I'm also curious what benefit we get out of making these changes. If the code
style was acceptable to the reviewers who committed the code, maybe we should
leave it alone?
best,
Colin
On Tue, Aug 7, 2018, at 09:41, Guozhang Wang wrote:
Hello Ray,
I saw on the original PR Jason (cc'ed) expressed a concern comparing
scalafmt with scalastyle: the latter will throw exceptions in the build
process to notify developers while the former will automatically reformat
the code that developers may not be aware of. So I think maybe Jason can
elaborate a bit more of your thoughts on this regard.

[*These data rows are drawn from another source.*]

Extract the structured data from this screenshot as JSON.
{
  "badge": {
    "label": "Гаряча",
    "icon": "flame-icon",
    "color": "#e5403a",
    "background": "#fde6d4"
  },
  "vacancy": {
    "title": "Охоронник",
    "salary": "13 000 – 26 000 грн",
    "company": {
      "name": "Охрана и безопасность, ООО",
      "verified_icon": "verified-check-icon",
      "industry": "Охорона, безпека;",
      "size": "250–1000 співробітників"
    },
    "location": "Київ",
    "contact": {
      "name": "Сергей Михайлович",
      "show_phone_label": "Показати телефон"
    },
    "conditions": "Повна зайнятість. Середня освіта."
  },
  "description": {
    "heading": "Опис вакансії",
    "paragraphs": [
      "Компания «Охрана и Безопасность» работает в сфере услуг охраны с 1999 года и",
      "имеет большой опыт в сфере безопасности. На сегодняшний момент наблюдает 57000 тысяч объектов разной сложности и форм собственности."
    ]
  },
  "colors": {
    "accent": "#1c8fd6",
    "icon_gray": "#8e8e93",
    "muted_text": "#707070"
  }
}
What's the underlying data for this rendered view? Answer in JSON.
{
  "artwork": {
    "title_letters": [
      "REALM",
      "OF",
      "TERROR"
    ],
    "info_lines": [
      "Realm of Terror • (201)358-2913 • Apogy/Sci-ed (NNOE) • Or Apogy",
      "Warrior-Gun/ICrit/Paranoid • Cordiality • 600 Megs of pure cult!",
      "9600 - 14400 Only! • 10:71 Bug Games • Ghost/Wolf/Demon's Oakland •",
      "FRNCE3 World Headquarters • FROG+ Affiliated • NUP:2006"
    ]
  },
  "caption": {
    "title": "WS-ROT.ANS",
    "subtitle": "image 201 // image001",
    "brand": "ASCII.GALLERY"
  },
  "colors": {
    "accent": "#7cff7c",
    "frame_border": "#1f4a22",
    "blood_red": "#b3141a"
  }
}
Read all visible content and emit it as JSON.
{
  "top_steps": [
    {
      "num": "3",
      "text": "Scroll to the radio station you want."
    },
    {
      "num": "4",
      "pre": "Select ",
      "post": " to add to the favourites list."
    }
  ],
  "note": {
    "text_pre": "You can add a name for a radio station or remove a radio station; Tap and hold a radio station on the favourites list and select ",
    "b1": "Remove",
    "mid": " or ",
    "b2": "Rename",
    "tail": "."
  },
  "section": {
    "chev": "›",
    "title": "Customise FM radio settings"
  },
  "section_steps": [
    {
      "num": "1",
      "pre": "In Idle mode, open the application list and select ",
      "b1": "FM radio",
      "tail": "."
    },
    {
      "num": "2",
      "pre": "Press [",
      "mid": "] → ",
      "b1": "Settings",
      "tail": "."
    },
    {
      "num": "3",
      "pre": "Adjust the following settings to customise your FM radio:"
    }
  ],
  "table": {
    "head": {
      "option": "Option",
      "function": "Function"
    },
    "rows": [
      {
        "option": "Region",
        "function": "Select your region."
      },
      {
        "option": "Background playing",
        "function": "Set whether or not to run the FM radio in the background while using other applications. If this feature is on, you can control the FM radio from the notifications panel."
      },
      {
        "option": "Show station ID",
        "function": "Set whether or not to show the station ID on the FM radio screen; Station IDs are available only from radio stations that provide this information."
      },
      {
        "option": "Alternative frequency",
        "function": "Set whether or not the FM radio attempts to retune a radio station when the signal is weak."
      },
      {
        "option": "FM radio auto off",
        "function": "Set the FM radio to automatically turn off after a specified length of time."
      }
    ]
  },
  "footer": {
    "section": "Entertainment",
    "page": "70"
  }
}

Personally I like this idea (scalafmt). As for cherry-picking burdens,
there may be always some unavoidable, and I think B4 seems less invasive
and hence preferable.
Guozhang
On Mon, Jul 30, 2018 at 1:20 PM, Ray Chiang <rchi...@apache.org> wrote:
I had started on KAFKA-2423 (was Scalastyle, now Expand scalafmt to
core). As part of the cleanup, applying the "gradlew spotlessApply"
command ended up affecting too many (435 out of 439) files. Since this
will affect every file, this sort of change does risk polluting the git
logs.
So, I'd like to get a discussion going to find some agreement on an
approach. Right now, I see two categories of options:
A) Getting scalafmt working on the existing code
B) Getting all the code conforming to scalafmt requirements
For the first, I see a couple of approaches:
A1) Do the minimum change that allows scalafmt to run on all the .scala
files
A2) Make the change so that scalafmt runs as-is (only on the streams code)
and add a different task/options that allow running scalafmt on a subset of
code. (Reasons explained below)
For the second, I can think of the following options:
B1) Do one giant git commit of all cleaned code (no one seemed to like
this)
B2) Do git commits one file at a time (trunk or as a branch)
B3) Do git commits one leaf subdirectory at a time (trunk or as a branch)
B4) With each pull request on all patches, run option A2) on the affected
files
From what I can envision, options B2 and B3 require quite a bit of manual
work if we want to cover multiple releases. The "cleanest" option I can
think of looks something like:
C1) Contributor makes code modifications for their JIRA
C2) Contributor runs option A2 to also apply scalafmt to their existing
code
C3) Committer does the regular review process
At some point in the future, enough cleanup could be done that the final
cleanup can be done as a much smaller set of MINOR commits.